"Baggage" is the 22nd episode of the seventh season of the American sitcom Everybody Loves Raymond (1996–2005). The series follows the life of Newsday sportswriter Ray Barone as he tries to cope with being with his neurotic family, consisting of wife Debra (Patricia Heaton), parents Frank (Peter Boyle) and Marie (Doris Roberts), brother Robert (Brad Garrett), daughter Ally (Madylin Sweeten), and twin sons Michael 
(Sullivan Sweeten) and Geoffrey (Sawyer Sweeten). The episode aired on May 5, 2003 on CBS. The episode was written by Tucker Cawley and directed by Gary Halvorson.

Production 
"Baggage" was written by Tucker Cawley based on a real-life argument he had with his wife about an empty suitcase.

Reception 
"Baggage" has been named by critics one of the best episodes of Everybody Loves Raymond, the number-one best by The Oregonian; and was number six on a ranking by TV Guide of the 65 Best Episode of the 21st Century.

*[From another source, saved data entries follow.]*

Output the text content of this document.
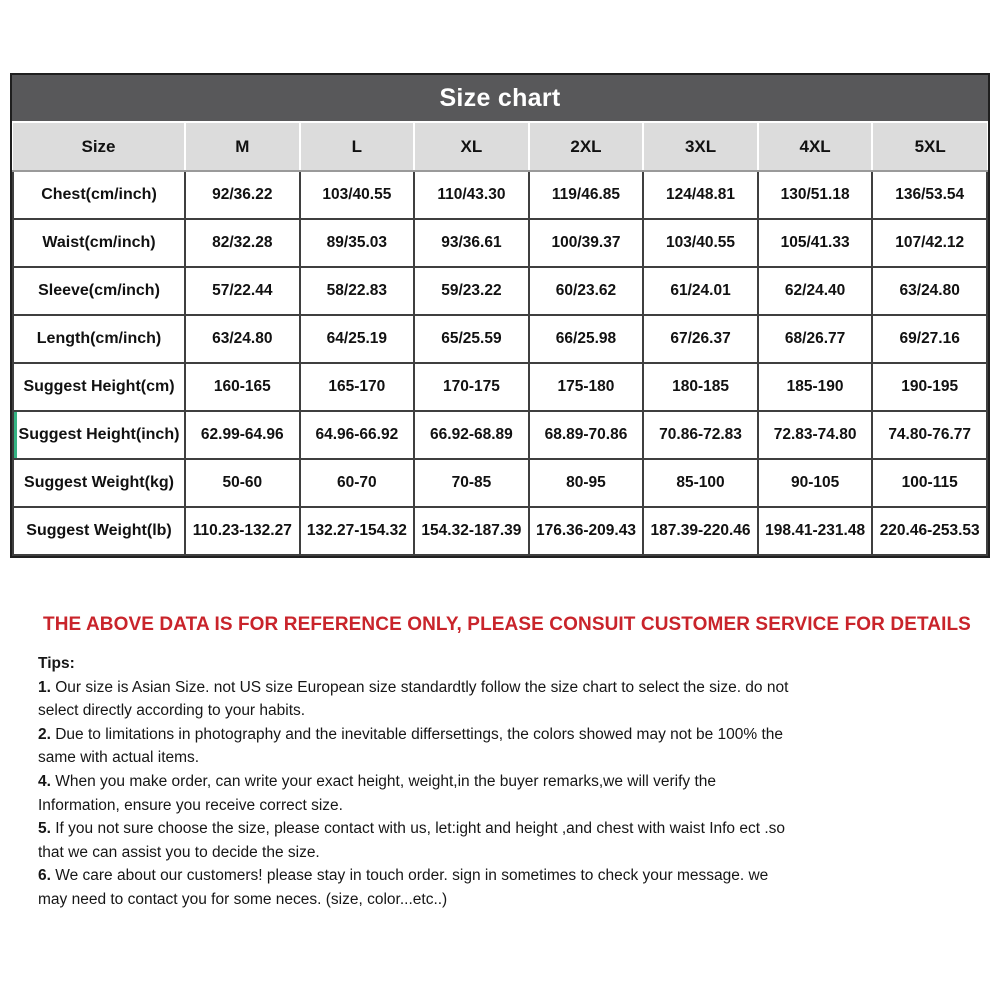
Size chart
Size	M	L	XL	2XL	3XL	4XL	5XL
Chest(cm/inch)	92/36.22	103/40.55	110/43.30	119/46.85	124/48.81	130/51.18	136/53.54
Waist(cm/inch)	82/32.28	89/35.03	93/36.61	100/39.37	103/40.55	105/41.33	107/42.12
Sleeve(cm/inch)	57/22.44	58/22.83	59/23.22	60/23.62	61/24.01	62/24.40	63/24.80
Length(cm/inch)	63/24.80	64/25.19	65/25.59	66/25.98	67/26.37	68/26.77	69/27.16
Suggest Height(cm)	160-165	165-170	170-175	175-180	180-185	185-190	190-195
Suggest Height(inch)	62.99-64.96	64.96-66.92	66.92-68.89	68.89-70.86	70.86-72.83	72.83-74.80	74.80-76.77
Suggest Weight(kg)	50-60	60-70	70-85	80-95	85-100	90-105	100-115
Suggest Weight(lb)	110.23-132.27	132.27-154.32	154.32-187.39	176.36-209.43	187.39-220.46	198.41-231.48	220.46-253.53
THE ABOVE DATA IS FOR REFERENCE ONLY, PLEASE CONSUIT CUSTOMER SERVICE FOR DETAILS

Tips:

1. Our size is Asian Size. not US size European size standardtly follow the size chart to select the size. do not select directly according to your habits.

2. Due to limitations in photography and the inevitable differsettings, the colors showed may not be 100% the same with actual items.

4. When you make order, can write your exact height, weight,in the buyer remarks,we will verify the Information, ensure you receive correct size.

5. If you not sure choose the size, please contact with us, let:ight and height ,and chest with waist Info ect .so that we can assist you to decide the size.

6. We care about our customers! please stay in touch order. sign in sometimes to check your message. we may need to contact you for some neces. (size, color...etc..)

It is the fifth highest-rated episode of Everybody Loves Raymond on IMDb as of October 2019, with a rating of 8.7; and in a March 2005 online viewers poll ran by CBS of top Raymond episodes, "Baggage" was number three. As Screen Rant summarized "Baggage," "as simple as [its] premise is, it created a lot of comedic moments. It proved that the show had strongly-written characters because even with not much to do, their solid personalities and quirks took over, causing fans to fall in love with the humor."

Awards 
Cawley won two awards for writing "Baggage," including a Primetime Emmy Award for Outstanding Writing for a Comedy Series and a similar award from the Online Film & Television Association's TV Awards. Heaton was also nominated for a Primetime Emmy for Outstanding Lead Actress in a Comedy Series for acting in the episode.